North Carolina coach Larry Fedora cannot remember a time he had to rebuild an offense to this extent, but then again, that is not something he spends much time thinking about.
To those outside the program trying to figure out who will replace every single significant offensive playmaker, the task looks bleak. To Fedora and his staff, the task is challenging, yes, but not impossible. Not in the least.
“We have been working the past four years, so we do have some players,” Fedora said in a recent phone interview. “Now we get to see who emerges.”
The Tar Heels lose nearly 90 percent of their offensive production from last year’s team, as starting quarterback Mitch Trubisky, top running backs Elijah Hood and T.J. Logan, and top receivers Ryan Switzer, Mack Hollins and Bug Howard are all gone. Among them, Hood was the surprise departure for the NFL draft, after initially announcing he would return for his senior year.
Fedora had already begun planning the offense around Hood when the back changed his mind.
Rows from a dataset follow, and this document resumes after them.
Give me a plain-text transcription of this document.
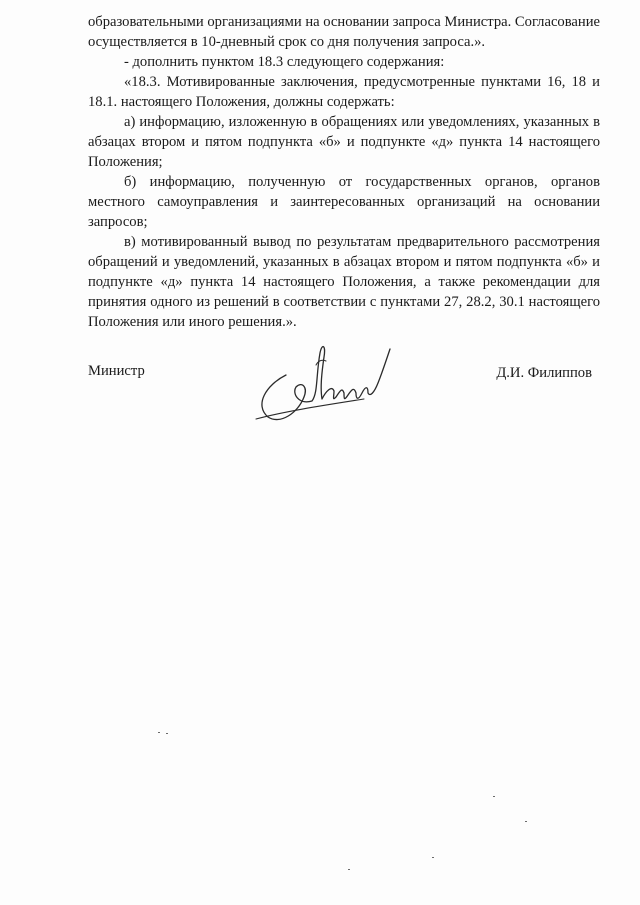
образовательными организациями на основании запроса Министра. Согласование осуществляется в 10-дневный срок со дня получения запроса.».

- дополнить пунктом 18.3 следующего содержания:

«18.3. Мотивированные заключения, предусмотренные пунктами 16, 18 и 18.1. настоящего Положения, должны содержать:

а) информацию, изложенную в обращениях или уведомлениях, указанных в абзацах втором и пятом подпункта «б» и подпункте «д» пункта 14 настоящего Положения;

б) информацию, полученную от государственных органов, органов местного самоуправления и заинтересованных организаций на основании запросов;

в) мотивированный вывод по результатам предварительного рассмотрения обращений и уведомлений, указанных в абзацах втором и пятом подпункта «б» и подпункте «д» пункта 14 настоящего Положения, а также рекомендации для принятия одного из решений в соответствии с пунктами 27, 28.2, 30.1 настоящего Положения или иного решения.».

Министр	Д.И. Филиппов
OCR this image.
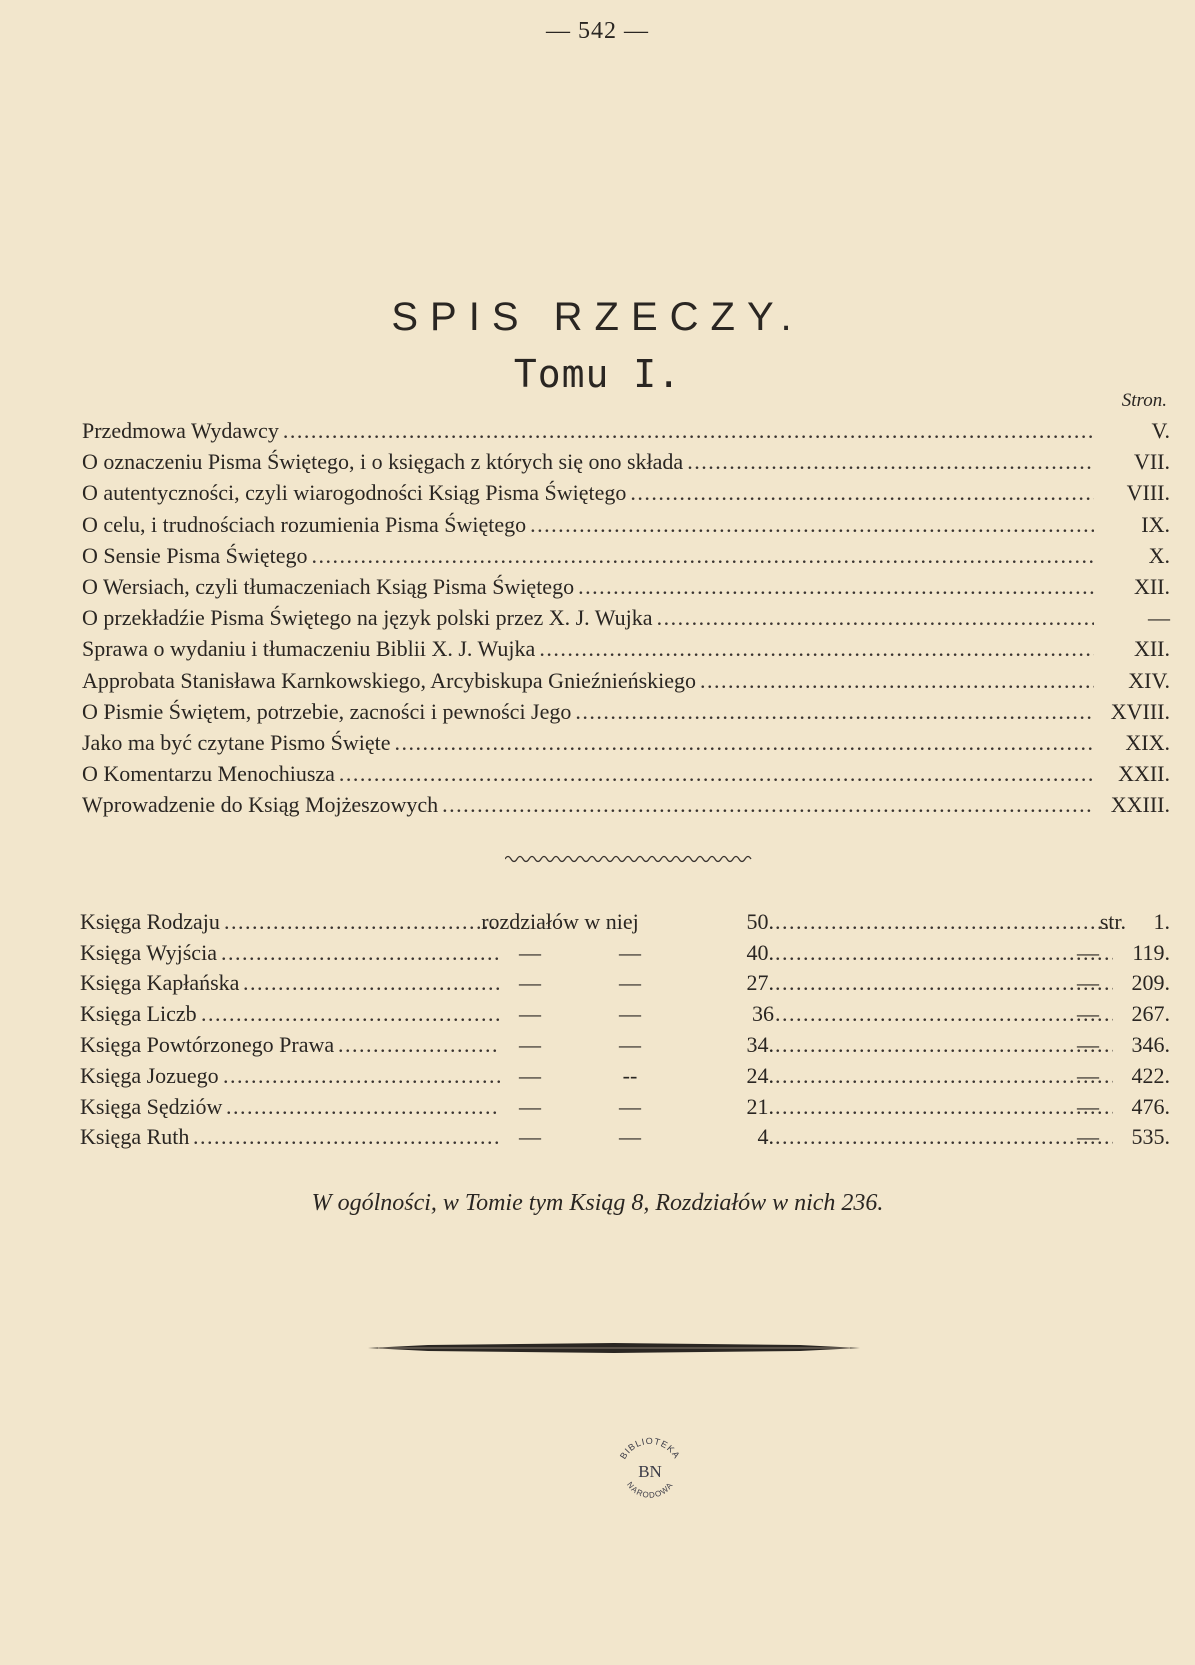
— 542 —
SPIS RZECZY.
Tomu I.
Stron.
Przedmowa Wydawcy . . .	V.
O oznaczeniu Pisma Świętego, i o księgach z których się ono składa . . .	VII.
O autentyczności, czyli wiarogodności Ksiąg Pisma Świętego . . .	VIII.
O celu, i trudnościach rozumienia Pisma Świętego . . .	IX.
O Sensie Pisma Świętego . . .	X.
O Wersiach, czyli tłumaczeniach Ksiąg Pisma Świętego . . .	XII.
O przekładźie Pisma Świętego na język polski przez X. J. Wujka . . .	—
Sprawa o wydaniu i tłumaczeniu Biblii X. J. Wujka . . .	XII.
Approbata Stanisława Karnkowskiego, Arcybiskupa Gnieźnieńskiego . . .	XIV.
O Pismie Świętem, potrzebie, zacności i pewności Jego . . .	XVIII.
Jako ma być czytane Pismo Święte . . .	XIX.
O Komentarzu Menochiusza . . .	XXII.
Wprowadzenie do Ksiąg Mojżeszowych . . .	XXIII.
Księga Rodzaju . . .	rozdziałów w niej	50. . . .	str.	1.
Księga Wyjścia . . .	—	—	40. . . .	—	119.
Księga Kapłańska . . .	—	—	27. . . .	—	209.
Księga Liczb . . .	—	—	36 . . .	—	267.
Księga Powtórzonego Prawa . . .	—	—	34. . . .	—	346.
Księga Jozuego . . .	—	--	24. . . .	—	422.
Księga Sędziów . . .	—	—	21. . . .	—	476.
Księga Ruth . . .	—	—	4. . . .	—	535.
W ogólności, w Tomie tym Ksiąg 8, Rozdziałów w nich 236.
BIBLIOTEKA
BN
NARODOWA
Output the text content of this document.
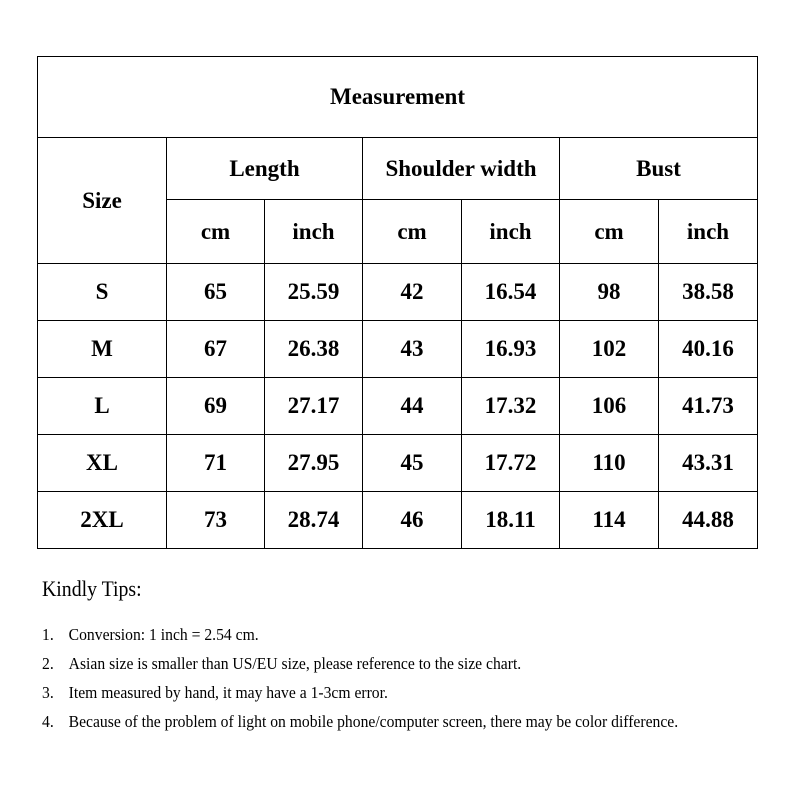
Measurement						
Size	Length		Shoulder width		Bust	
	cm	inch	cm	inch	cm	inch
S	65	25.59	42	16.54	98	38.58
M	67	26.38	43	16.93	102	40.16
L	69	27.17	44	17.32	106	41.73
XL	71	27.95	45	17.72	110	43.31
2XL	73	28.74	46	18.11	114	44.88
Kindly Tips:
1. Conversion: 1 inch = 2.54 cm.
2. Asian size is smaller than US/EU size, please reference to the size chart.
3. Item measured by hand, it may have a 1-3cm error.
4. Because of the problem of light on mobile phone/computer screen, there may be color difference.
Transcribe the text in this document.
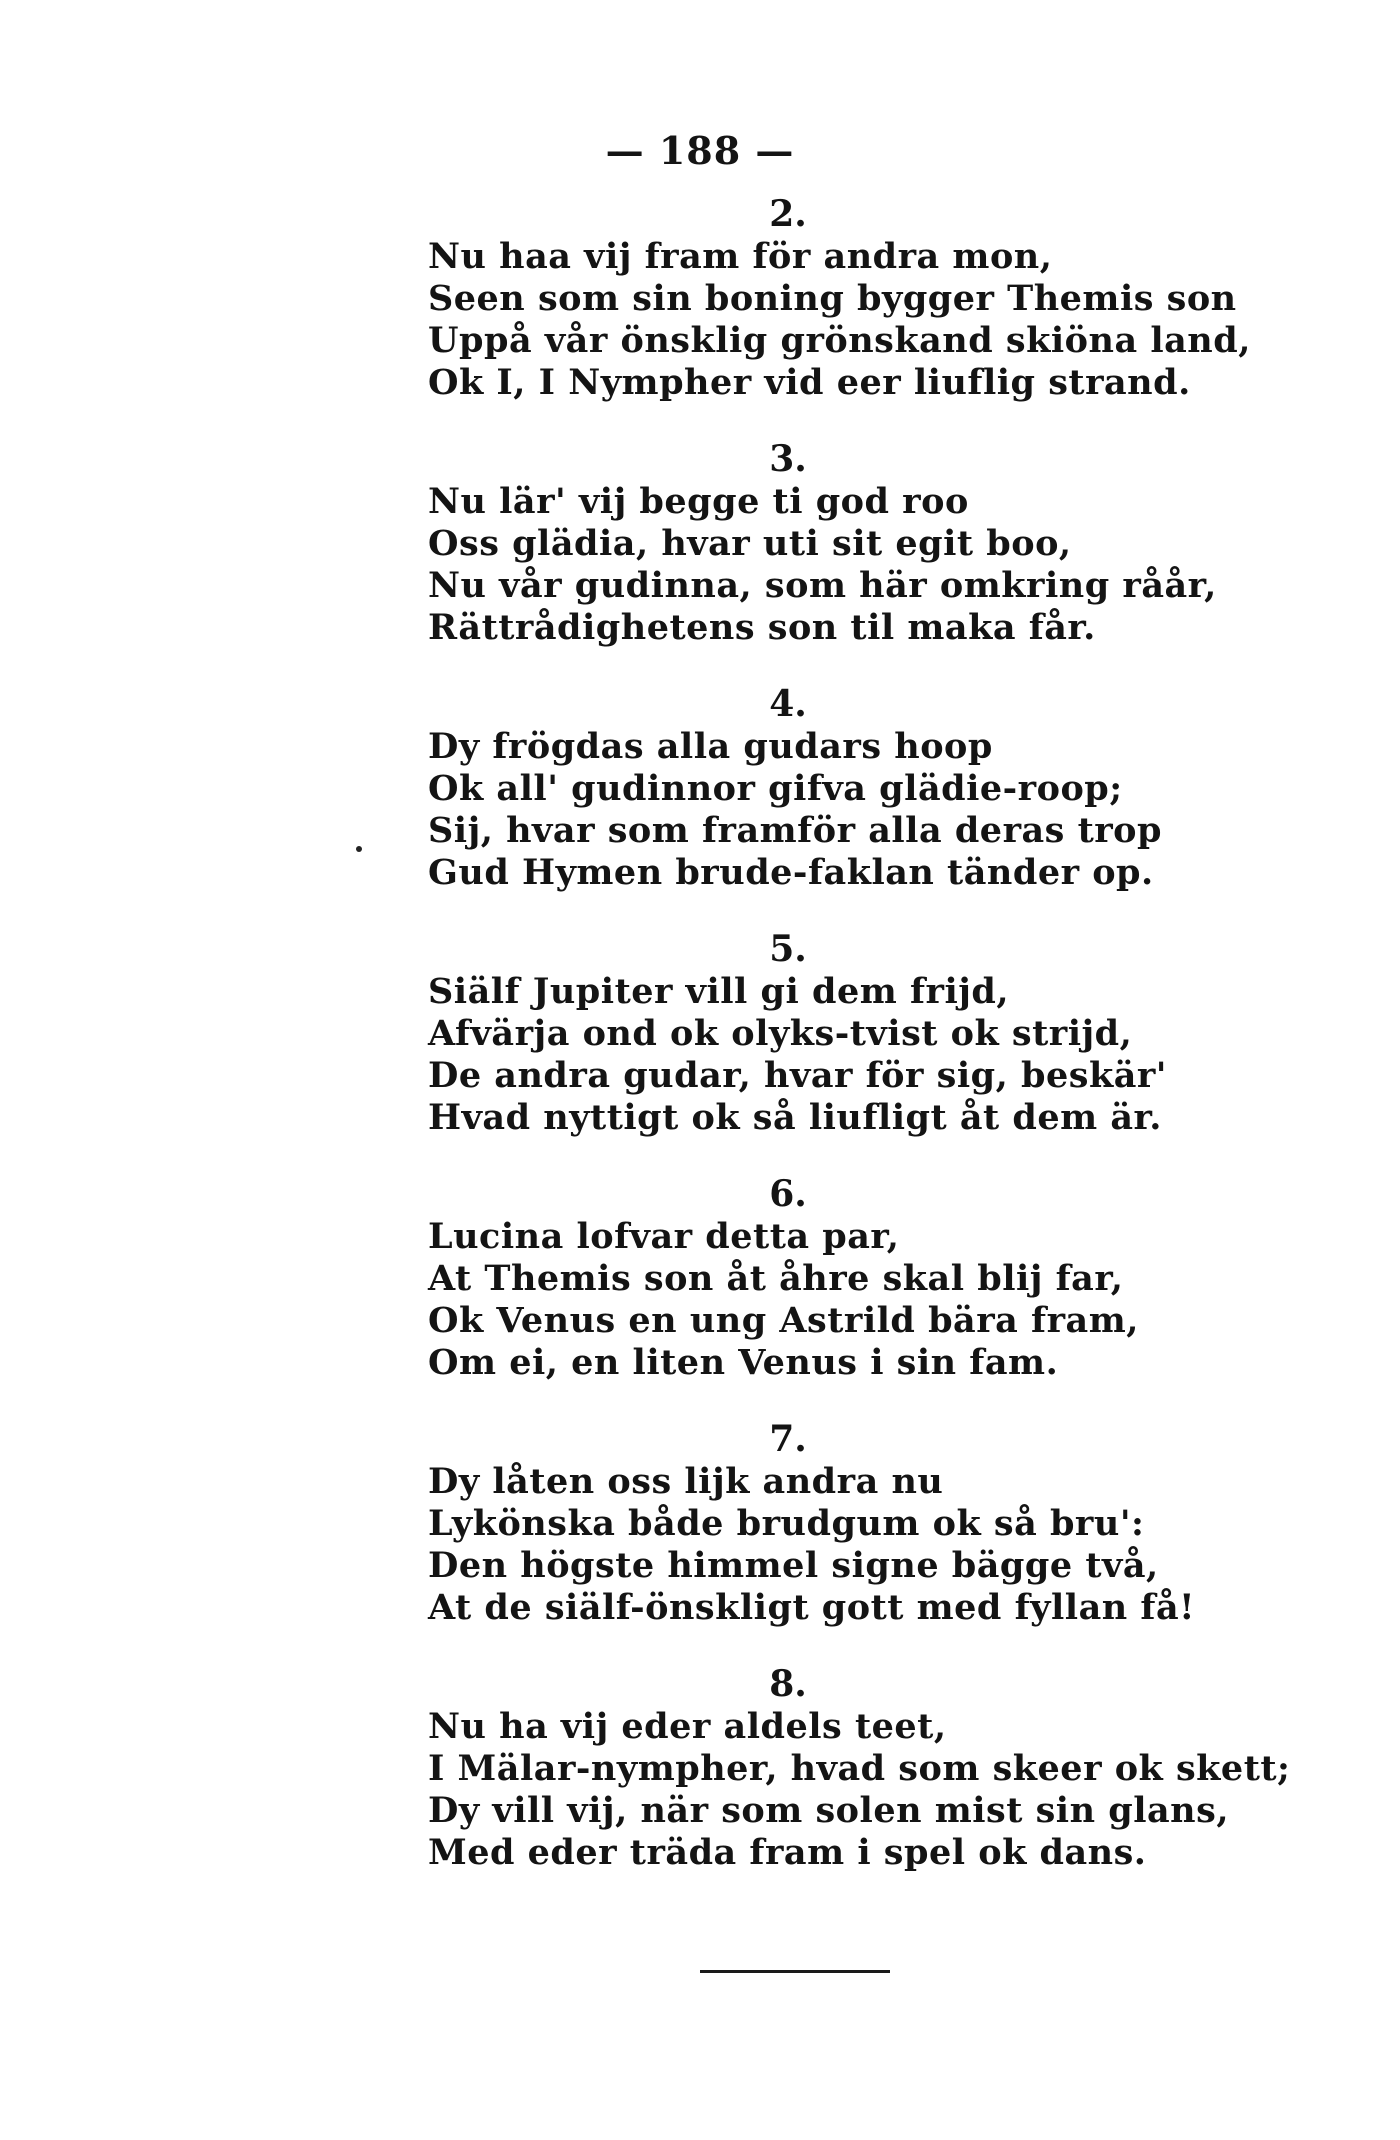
— 188 —
2.
Nu haa vij fram för andra mon,
Seen som sin boning bygger Themis son
Uppå vår önsklig grönskand skiöna land,
Ok I, I Nympher vid eer liuflig strand.
3.
Nu lär' vij begge ti god roo
Oss glädia, hvar uti sit egit boo,
Nu vår gudinna, som här omkring råår,
Rättrådighetens son til maka får.
4.
Dy frögdas alla gudars hoop
Ok all' gudinnor gifva glädie-roop;
Sij, hvar som framför alla deras trop
Gud Hymen brude-faklan tänder op.
5.
Siälf Jupiter vill gi dem frijd,
Afvärja ond ok olyks-tvist ok strijd,
De andra gudar, hvar för sig, beskär'
Hvad nyttigt ok så liufligt åt dem är.
6.
Lucina lofvar detta par,
At Themis son åt åhre skal blij far,
Ok Venus en ung Astrild bära fram,
Om ei, en liten Venus i sin fam.
7.
Dy låten oss lijk andra nu
Lykönska både brudgum ok så bru':
Den högste himmel signe bägge två,
At de siälf-önskligt gott med fyllan få!
8.
Nu ha vij eder aldels teet,
I Mälar-nympher, hvad som skeer ok skett;
Dy vill vij, när som solen mist sin glans,
Med eder träda fram i spel ok dans.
As to why, Fedora said, “That’s something you’d have to get from Elijah. The last I knew he was coming back and then all of a sudden the next time I talked to him he was leaving. He really didn’t give me an explanation, and I really didn’t push him on one.”
So the Tar Heels are moving on with open competitions at virtually every position on offense when spring practice opens Tuesday. Five starters return. The most experienced is starting left tackle Bentley Spain (23 career starts). The most experienced skill position player? Receiver Austin Proehl, with six career starts.
“I’ve never looked at it where, ‘Oh my gosh, these guys are gone, what are we going to do?’” Fedora said. “You lose guys every year and so you adjust. That’s what we do as an offensive staff is we decide what’s going to be best for this team going forward. We know that if we take care of the football we’ve got a chance to win, so we want our turnover margin to be extremely good. The margin of error is much smaller.”
North Carolina opens spring with a wide open competition to replace Trubisky between Nathan Elliott, Chazz Surratt and Logan Byrd. They will split the reps equally until somebody emerges from the group.
“I think we have enough talent to be successful with the guys we’ve recruited,” Fedora said. “They’re just young and inexperienced, so our job is going to be to put them in as many situations as possible this spring and during camp to get them prepared. I’ve played with young quarterbacks before. I know what the pitfalls are. I do understand there’s good things that come with it and bad things. We’ve got to be able to ride the good things and overcome the bad things that happen. I do think we’re talented at that position, and whomever emerges as the guy will be a good player for us.”
Fedora prefers to keep competitions open as long as possible, so he wouldn’t put a timetable on a decision. Plus, there could be a grad transfer enter the mix in the offseason, a time when an increasing number of quarterbacks decide they need to find a new home.
Along with a new quarterback, Fedora hopes young players like Jordon Brown, Jordan Cunningham, Anthony Ratliff-Williams, Rontavius Groves and Juval Mollette emerge this spring. And with youth across the board comes a different way to run the offense.
“We may not be able to do everything we were doing offensively because the quarterbacks don’t have enough experience to handle everything Mitch was able to handle or we may not be able to do something protection wise because the running back isn’t going to be able to handle what T.J. Logan and Hood were handling last year,” Fedora said. “Same thing at receiver. For us, this is where coaching becomes involved, where we’ve got to figure out what these guys can do in the spring, what their strengths are and what their weaknesses are and then we’ve got to mold the offense around that.”